Melihat fenomena semacam itu, rasanya lebih adil dan paling pas jika hakim memberikan saja putusan hukuman mati terhadap koruptor. Dan pidana mati itu harus segera dilaksanakan begitu putusannya telah memenuhi kekuatan hukum yang tetap. Jangan berlarut-larut seperti saat ini sehingga terpidana mati merasa seolah-olah berada di dua alam sekaligus. Kakinya memang masih menjejak di bumi, tapi hati dan jiwanya sudah berada di alam baka.

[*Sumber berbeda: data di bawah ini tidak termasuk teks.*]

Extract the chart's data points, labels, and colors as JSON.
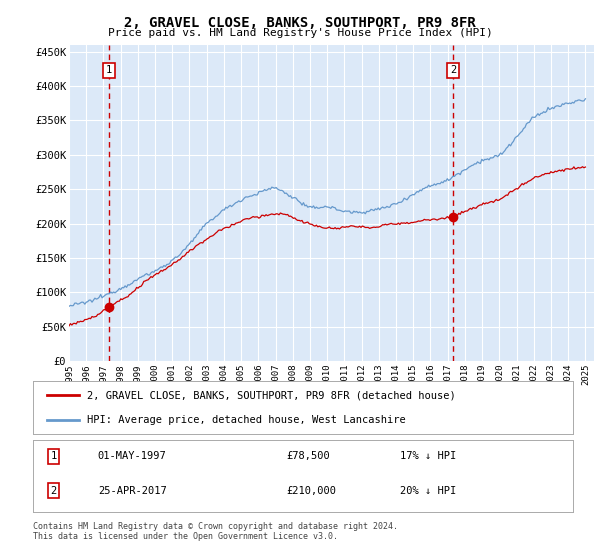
{
  "title": "2, GRAVEL CLOSE, BANKS, SOUTHPORT, PR9 8FR",
  "subtitle": "Price paid vs. HM Land Registry's House Price Index (HPI)",
  "legend_line1": "2, GRAVEL CLOSE, BANKS, SOUTHPORT, PR9 8FR (detached house)",
  "legend_line2": "HPI: Average price, detached house, West Lancashire",
  "annotation1_label": "1",
  "annotation1_date": "01-MAY-1997",
  "annotation1_price": "£78,500",
  "annotation1_hpi": "17% ↓ HPI",
  "annotation1_year": 1997.33,
  "annotation1_value": 78500,
  "annotation2_label": "2",
  "annotation2_date": "25-APR-2017",
  "annotation2_price": "£210,000",
  "annotation2_hpi": "20% ↓ HPI",
  "annotation2_year": 2017.32,
  "annotation2_value": 210000,
  "ylim": [
    0,
    460000
  ],
  "xlim_start": 1995,
  "xlim_end": 2025.5,
  "background_color": "#dce9f8",
  "grid_color": "#ffffff",
  "hpi_line_color": "#6699cc",
  "price_line_color": "#cc0000",
  "footer_text": "Contains HM Land Registry data © Crown copyright and database right 2024.\nThis data is licensed under the Open Government Licence v3.0.",
  "yticks": [
    0,
    50000,
    100000,
    150000,
    200000,
    250000,
    300000,
    350000,
    400000,
    450000
  ],
  "ytick_labels": [
    "£0",
    "£50K",
    "£100K",
    "£150K",
    "£200K",
    "£250K",
    "£300K",
    "£350K",
    "£400K",
    "£450K"
  ],
  "xticks": [
    1995,
    1996,
    1997,
    1998,
    1999,
    2000,
    2001,
    2002,
    2003,
    2004,
    2005,
    2006,
    2007,
    2008,
    2009,
    2010,
    2011,
    2012,
    2013,
    2014,
    2015,
    2016,
    2017,
    2018,
    2019,
    2020,
    2021,
    2022,
    2023,
    2024,
    2025
  ]
}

Dalam hal ini, Indonesia harus banyak belajar dari penegakan hukum Cina yang sangat tegas terhadap koruptor. Selain dihukum mati, terpidana koruptor dan ahli warisnya masih dibebani mengembalikan kerugian negara yang belum impas dengan jumlah uang yang dikorupsi. Bahkan, almarhum koruptor itu juga masih mungkin digali lagi untuk mengambil barang-barang berharga milik almarhum yang mungkin ikut dikuburkan di dalam peti mati. Cina memang patut diacungi jempol oleh masyarakat internasional karena sudah berani menerapkan penegakan hukum dengan moto, "Memberantas korupsi hingga liang mati" tersebut. Hasilnya memang ampuh. Cina dalam beberapa tahun terakhir ini boleh dibilang sepi dari korupsi.

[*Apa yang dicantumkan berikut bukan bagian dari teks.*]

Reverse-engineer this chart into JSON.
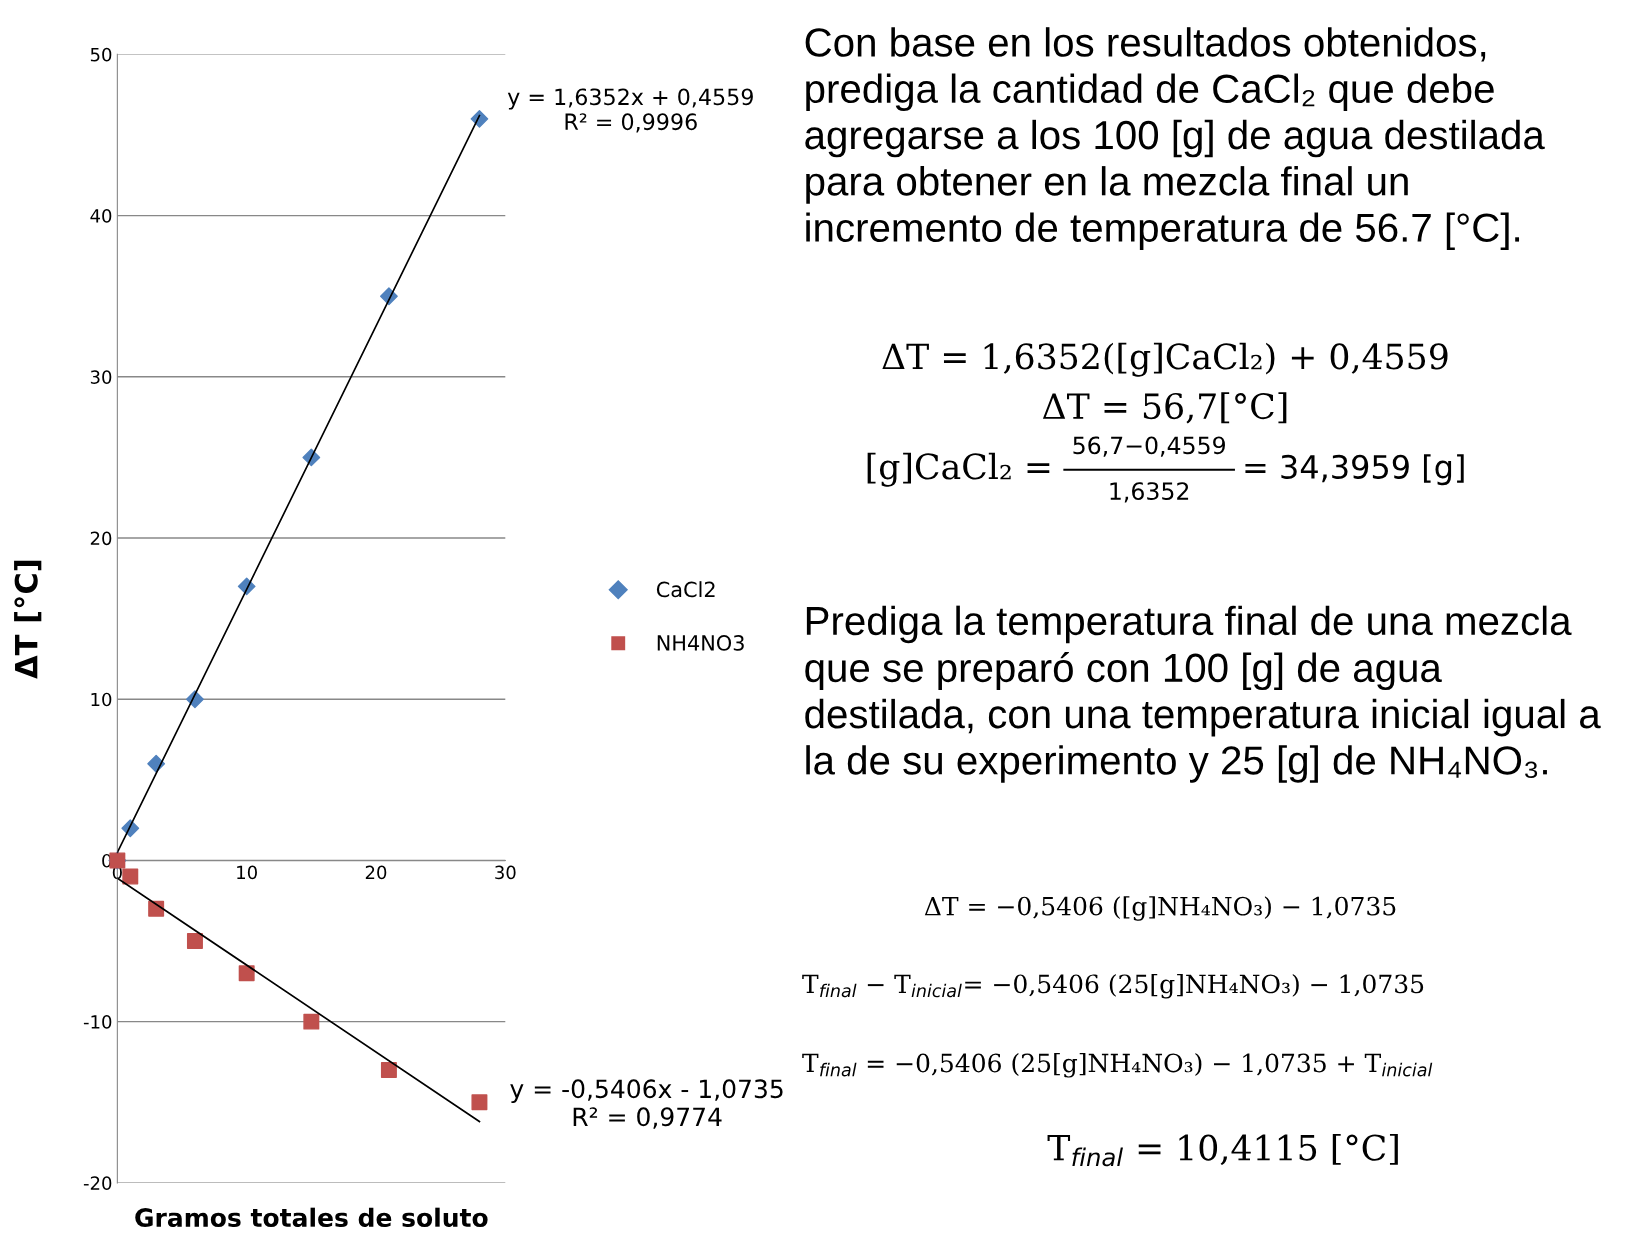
{
  "chart_data": {
    "type": "scatter",
    "xlabel": "Gramos totales de soluto",
    "ylabel": "ΔT [°C]",
    "xlim": [
      0,
      30
    ],
    "xticks": [
      0,
      10,
      20,
      30
    ],
    "ylim": [
      -20,
      50
    ],
    "yticks": [
      -20,
      -10,
      0,
      10,
      20,
      30,
      40,
      50
    ],
    "grid": "y",
    "legend": "right",
    "series": [
      {
        "name": "CaCl2",
        "color": "#4f81bd",
        "marker": "diamond",
        "x": [
          0,
          1,
          3,
          6,
          10,
          15,
          21,
          28
        ],
        "values": [
          0,
          2,
          6,
          10,
          17,
          25,
          35,
          46
        ]
      },
      {
        "name": "NH4NO3",
        "color": "#c0504d",
        "marker": "square",
        "x": [
          0,
          1,
          3,
          6,
          10,
          15,
          21,
          28
        ],
        "values": [
          0,
          -1,
          -3,
          -5,
          -7,
          -10,
          -13,
          -15
        ]
      },
      {
        "type": "line",
        "color": "#000000",
        "x": [
          0,
          28
        ],
        "values": [
          0.5,
          46.2
        ]
      },
      {
        "type": "line",
        "color": "#000000",
        "x": [
          0,
          28
        ],
        "values": [
          -1.1,
          -16.2
        ]
      }
    ],
    "annotations": [
      "y = 1,6352x + 0,4559\nR² = 0,9996",
      "y = -0,5406x - 1,0735\nR² = 0,9774",
      "Con base en los resultados obtenidos,\nprediga la cantidad de CaCl₂ que debe\nagregarse a los 100 [g] de agua destilada\npara obtener en la mezcla final un\nincremento de temperatura de 56.7 [°C].",
      "ΔT = 1,6352([g]CaCl₂) + 0,4559",
      "ΔT = 56,7[°C]",
      "[g]CaCl₂ =",
      "56,7−0,4559",
      "1,6352",
      "= 34,3959 [g]",
      "Prediga la temperatura final de una mezcla\nque se preparó con 100 [g] de agua\ndestilada, con una temperatura inicial igual a\nla de su experimento y 25 [g] de NH₄NO₃.",
      "ΔT = −0,5406 ([g]NH₄NO₃) − 1,0735",
      "T$_{final}$ − T$_{inicial}$= −0,5406 (25[g]NH₄NO₃) − 1,0735",
      "T$_{final}$ = −0,5406 (25[g]NH₄NO₃) − 1,0735 + T$_{inicial}$",
      "T$_{final}$ = 10,4115 [°C]"
    ]
  }
}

Beranikah Indonesia mencontoh Cina yang sangat keras menindak koruptor? Untuk itu, kita harus bersabar menunggu "sembuhnya" DPR sebagai lembaga legislatif untuk mengubah perundang-undangan antikorupsi menjadi seperti di Negeri Tirai Bambu itu. Atau kita tunggu sampai ada "Pengadilan Rakyat" yang menghukum koruptor itu berjalan sejauh 1.350 km dan memanjat hingga ketinggian 900 meter sesuai dengan panjang dan tebal uang Rp 90 miliar yang dikorupsi.